Fragment Preuves de Jésus-Christ n° 11 / 24 – Papier original : RO 53-1

Copies manuscrites du XVIIe s. : C1 : Preuves de J.-C. n° 340 p. 157 v° à 161 / C2 : p. 189 à 191

Éditions de Port-Royal : Chap. XIV - Jésus-Christ : 1669 et janvier 1670 p. 107-110  / 1678 n° 1 p. 107-110

Éditions savantes : Faugère II, 330, XLI / Havet XVII.1 / Brunschvicg 793 / Tourneur p. 277-6 / Le Guern 290 / Lafuma 308 / Sellier 339

______________________________________________________________________________________

 

 

 

 

Éclaircissements

 

Généralités et Bibliographie

La distance infinie des corps aux esprits...

Tout l’éclat des grandeurs...

La grandeur des gens d’esprit...

La grandeur de la sagesse...

Les grands génies ont leur empire, leur éclat, leur grandeur...

Les saints ont leur empire, leur éclat, leur victoire, leur lustre...

Archimède sans éclat serait en même vénération...

Jésus-Christ sans biens, et sans aucune production au-dehors de science...

Il eût été inutile à Archimède de faire le prince...

Il eût été inutile à Notre Seigneur Jésus-Christ pour éclater dans son règne de sainteté de venir en roi...

Il est bien ridicule de se scandaliser de la bassesse de Jésus-Christ...

Mais il y en a qui ne peuvent admirer que les grandeurs charnelles...

Tous les corps, le firmament, les étoiles, la terre et ses royaumes, ne valent pas le moindre des esprits...

Tous les corps ensemble et tous les esprits ensemble et toutes leurs productions ne valent pas le moindre mouvement de charité...
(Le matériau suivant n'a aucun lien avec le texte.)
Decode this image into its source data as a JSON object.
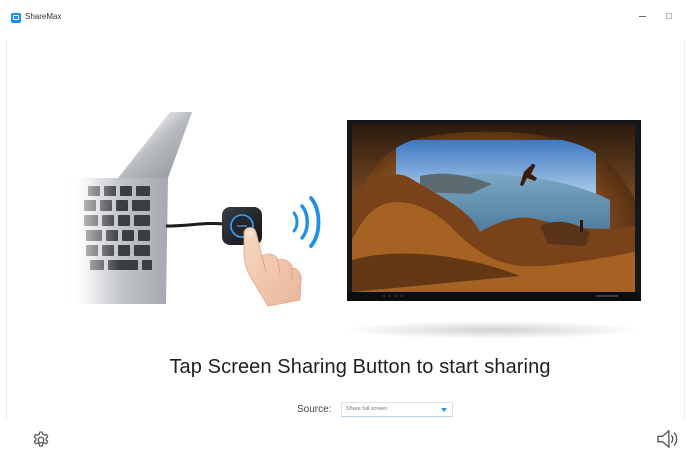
{
  "app": {
    "title": "ShareMax",
    "logo_icon": "sharemax-logo-icon"
  },
  "window_controls": {
    "minimize_icon": "minimize-icon",
    "maximize_icon": "maximize-icon"
  },
  "main": {
    "headline": "Tap Screen Sharing Button to start sharing",
    "source": {
      "label": "Source:",
      "selected": "Share full screen"
    }
  },
  "footer": {
    "settings_icon": "gear-icon",
    "audio_icon": "speaker-icon"
  },
  "colors": {
    "accent": "#2a93e8",
    "text": "#1f1f1f",
    "background": "#ffffff"
  }
}
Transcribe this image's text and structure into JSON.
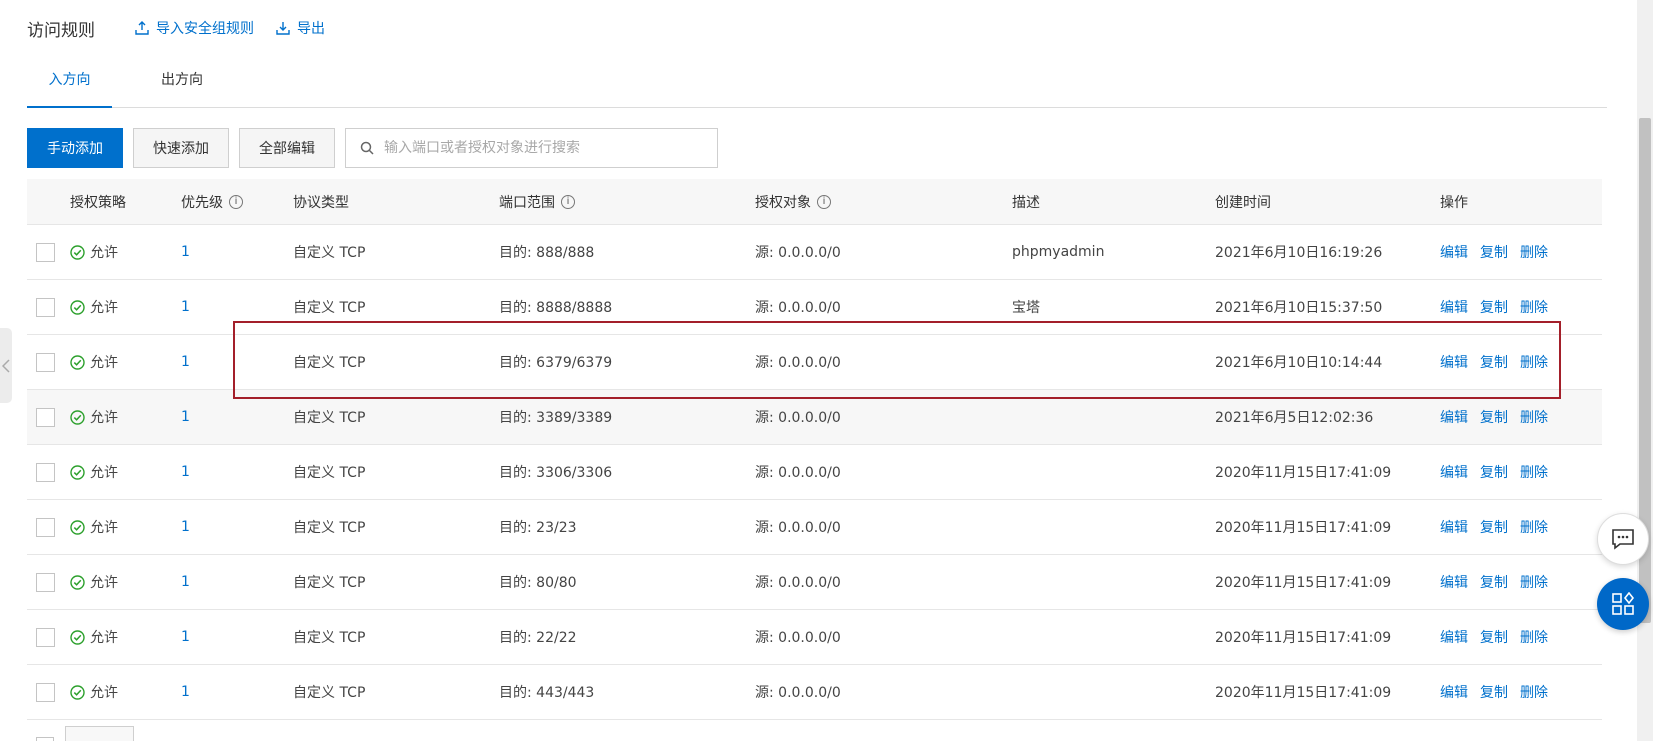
{
  "header": {
    "title": "访问规则",
    "import_label": "导入安全组规则",
    "export_label": "导出"
  },
  "tabs": [
    {
      "label": "入方向",
      "active": true
    },
    {
      "label": "出方向",
      "active": false
    }
  ],
  "toolbar": {
    "manual_add": "手动添加",
    "quick_add": "快速添加",
    "edit_all": "全部编辑",
    "search_placeholder": "输入端口或者授权对象进行搜索"
  },
  "columns": {
    "policy": "授权策略",
    "priority": "优先级",
    "protocol": "协议类型",
    "port": "端口范围",
    "auth": "授权对象",
    "desc": "描述",
    "time": "创建时间",
    "ops": "操作"
  },
  "ops": {
    "edit": "编辑",
    "copy": "复制",
    "delete": "删除"
  },
  "rows": [
    {
      "policy": "允许",
      "priority": "1",
      "protocol": "自定义 TCP",
      "port": "目的: 888/888",
      "auth": "源: 0.0.0.0/0",
      "desc": "phpmyadmin",
      "time": "2021年6月10日16:19:26"
    },
    {
      "policy": "允许",
      "priority": "1",
      "protocol": "自定义 TCP",
      "port": "目的: 8888/8888",
      "auth": "源: 0.0.0.0/0",
      "desc": "宝塔",
      "time": "2021年6月10日15:37:50"
    },
    {
      "policy": "允许",
      "priority": "1",
      "protocol": "自定义 TCP",
      "port": "目的: 6379/6379",
      "auth": "源: 0.0.0.0/0",
      "desc": "",
      "time": "2021年6月10日10:14:44"
    },
    {
      "policy": "允许",
      "priority": "1",
      "protocol": "自定义 TCP",
      "port": "目的: 3389/3389",
      "auth": "源: 0.0.0.0/0",
      "desc": "",
      "time": "2021年6月5日12:02:36"
    },
    {
      "policy": "允许",
      "priority": "1",
      "protocol": "自定义 TCP",
      "port": "目的: 3306/3306",
      "auth": "源: 0.0.0.0/0",
      "desc": "",
      "time": "2020年11月15日17:41:09"
    },
    {
      "policy": "允许",
      "priority": "1",
      "protocol": "自定义 TCP",
      "port": "目的: 23/23",
      "auth": "源: 0.0.0.0/0",
      "desc": "",
      "time": "2020年11月15日17:41:09"
    },
    {
      "policy": "允许",
      "priority": "1",
      "protocol": "自定义 TCP",
      "port": "目的: 80/80",
      "auth": "源: 0.0.0.0/0",
      "desc": "",
      "time": "2020年11月15日17:41:09"
    },
    {
      "policy": "允许",
      "priority": "1",
      "protocol": "自定义 TCP",
      "port": "目的: 22/22",
      "auth": "源: 0.0.0.0/0",
      "desc": "",
      "time": "2020年11月15日17:41:09"
    },
    {
      "policy": "允许",
      "priority": "1",
      "protocol": "自定义 TCP",
      "port": "目的: 443/443",
      "auth": "源: 0.0.0.0/0",
      "desc": "",
      "time": "2020年11月15日17:41:09"
    }
  ],
  "colors": {
    "accent": "#0070cc",
    "success": "#2ca02c",
    "highlight_border": "#a31f2a"
  },
  "icons": {
    "import": "upload-icon",
    "export": "download-icon",
    "search": "search-icon",
    "info": "info-icon",
    "status": "check-circle-icon",
    "chat": "chat-icon",
    "apps": "apps-icon"
  }
}
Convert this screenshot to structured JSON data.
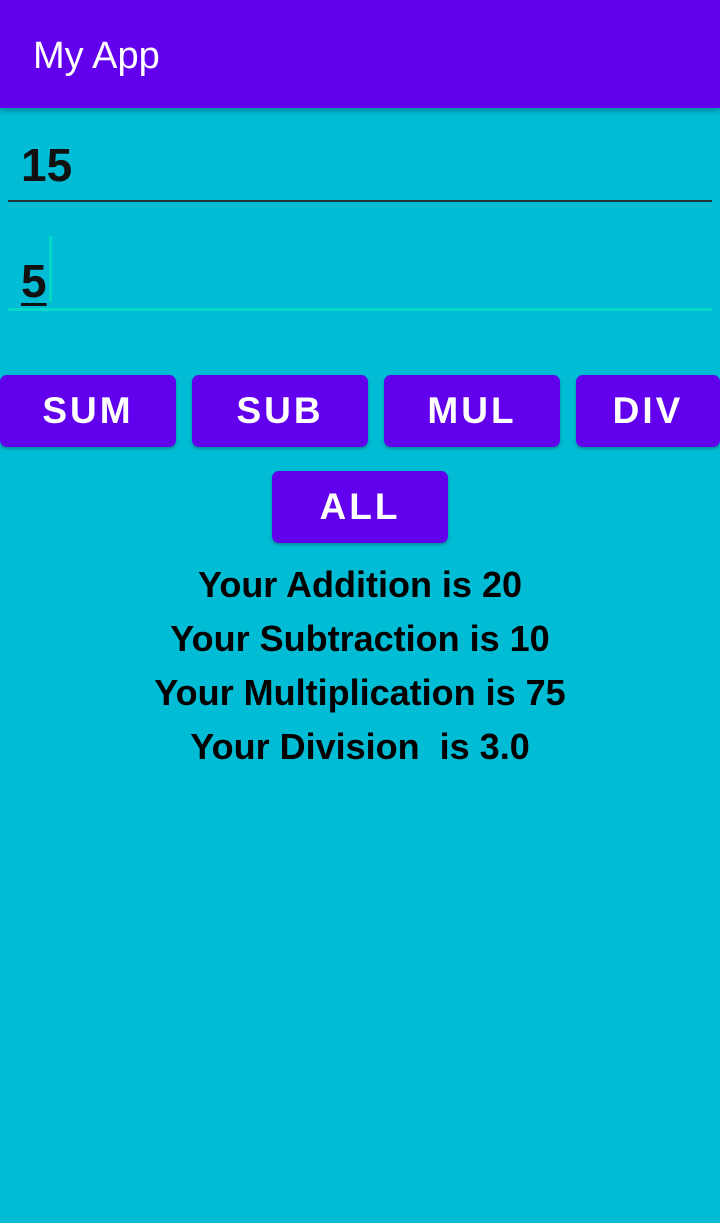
{
  "app_bar": {
    "title": "My App"
  },
  "inputs": {
    "first_value": "15",
    "second_value": "5"
  },
  "buttons": {
    "sum": "SUM",
    "sub": "SUB",
    "mul": "MUL",
    "div": "DIV",
    "all": "ALL"
  },
  "results": {
    "addition": "Your Addition is 20",
    "subtraction": "Your Subtraction is 10",
    "multiplication": "Your Multiplication is 75",
    "division": "Your Division  is 3.0"
  },
  "colors": {
    "app_bar": "#6200ee",
    "background": "#00bcd4",
    "button": "#6200ee",
    "focus_accent": "#03dac5"
  }
}
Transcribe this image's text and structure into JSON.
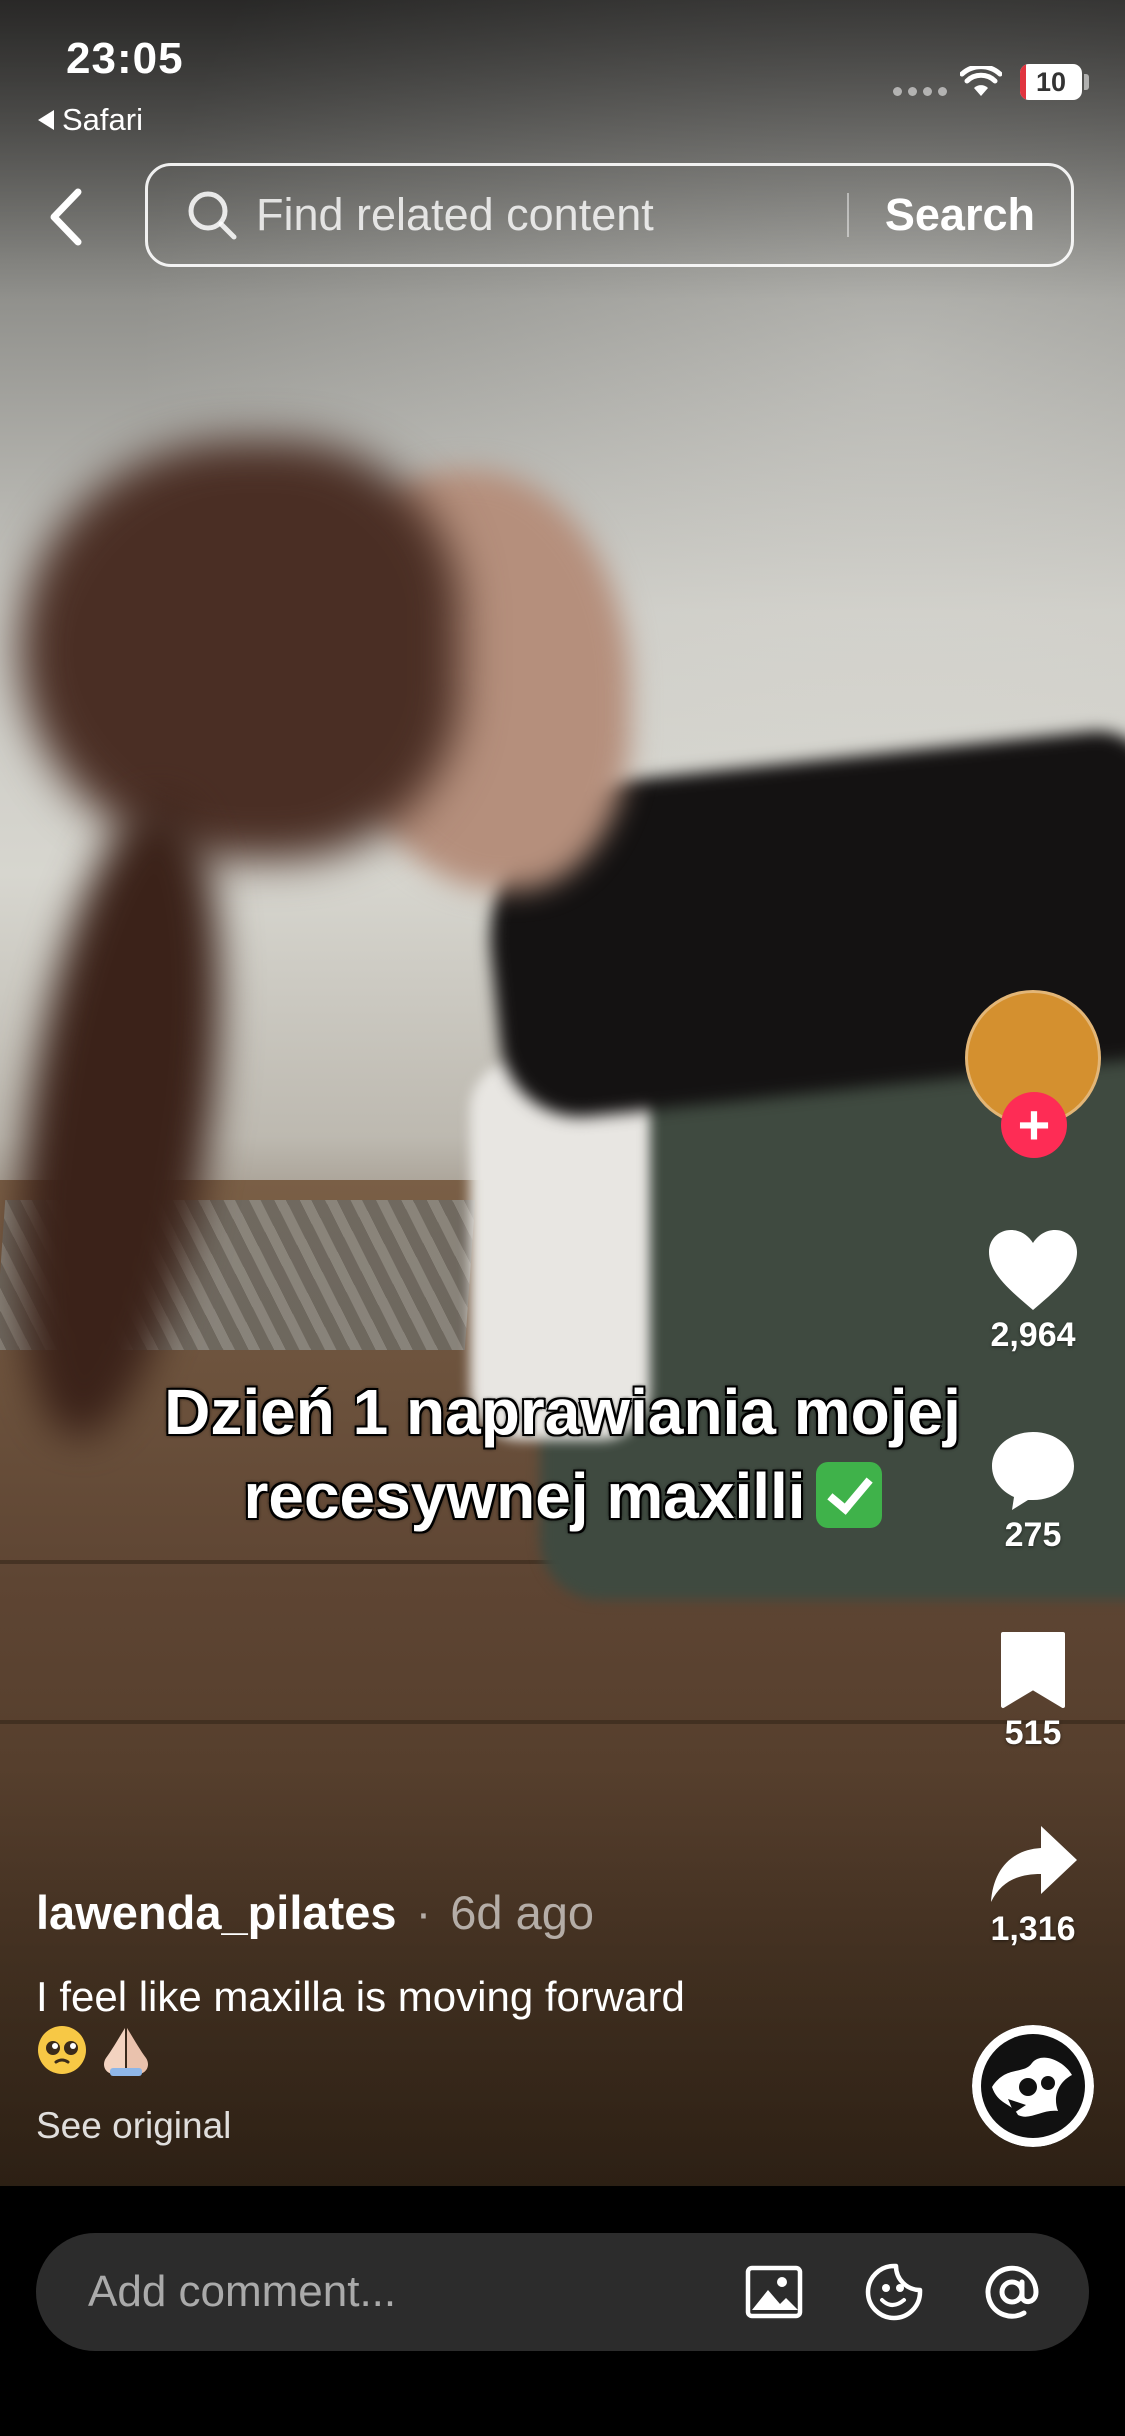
{
  "status_bar": {
    "time": "23:05",
    "back_app": "Safari",
    "battery": "10",
    "battery_level": 0.1,
    "battery_color": "#e0343f"
  },
  "header": {
    "search_placeholder": "Find related content",
    "search_button": "Search"
  },
  "video": {
    "overlay_line1": "Dzień 1 naprawiania mojej",
    "overlay_line2": "recesywnej maxilli"
  },
  "actions": {
    "likes": "2,964",
    "comments": "275",
    "saves": "515",
    "shares": "1,316"
  },
  "post": {
    "author": "lawenda_pilates",
    "separator": "·",
    "time_ago": "6d ago",
    "description": "I feel like maxilla is moving forward",
    "see_original": "See original"
  },
  "comment_bar": {
    "placeholder": "Add comment..."
  },
  "colors": {
    "accent": "#fe2c55",
    "avatar": "#d4902f"
  },
  "icons": [
    "back-chevron-icon",
    "search-icon",
    "heart-icon",
    "comment-icon",
    "bookmark-icon",
    "share-icon",
    "image-icon",
    "sticker-icon",
    "mention-icon",
    "wifi-icon",
    "check-mark-icon",
    "pleading-face-emoji",
    "folded-hands-emoji"
  ]
}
De tous les corps ensemble on ne saurait en faire réussir une petite pensée...

 

 

 

 

La distance infinie des corps aux esprits figure la distance infiniment plus infinie des esprits à la charité car elle est surnaturelle.

 

Cette première proposition semble être une addition postérieure au paragraphe suivant. L’idée qui résume le fondement de tout le texte aurait été trouvée après le mouvement de rédaction principal : d’une part l’idée de la distance infinie qui sépare les ordres, D’autre part la relation de figuration qui les unit. Noter cependant que la relation de figuration mentionnée dans ce verset, qui met en rapport la distance infinie qui existe entre les deux ordres naturels des corps et des esprits, et la distance infiniment infinie qui  existe entre les deux ordres naturels et l’ordre surnaturel de la charité, n’est pas la même que celle qui existe entre les objets contenus dans les trois ordres (comme par exemple le mot de victoire, qui ne représente pas la même chose dans l’ordre de la chair, dans celui des esprits et dans l’ordre de la charité).  La structure interne des ordres est figurative, mais ce qui les sépare l’est aussi, d’une autre manière. Autrement dit, on peut se faire une faible idée de ce qui sépare la nature de la surnature en considérant l’infinité qui sépare les corps des esprits.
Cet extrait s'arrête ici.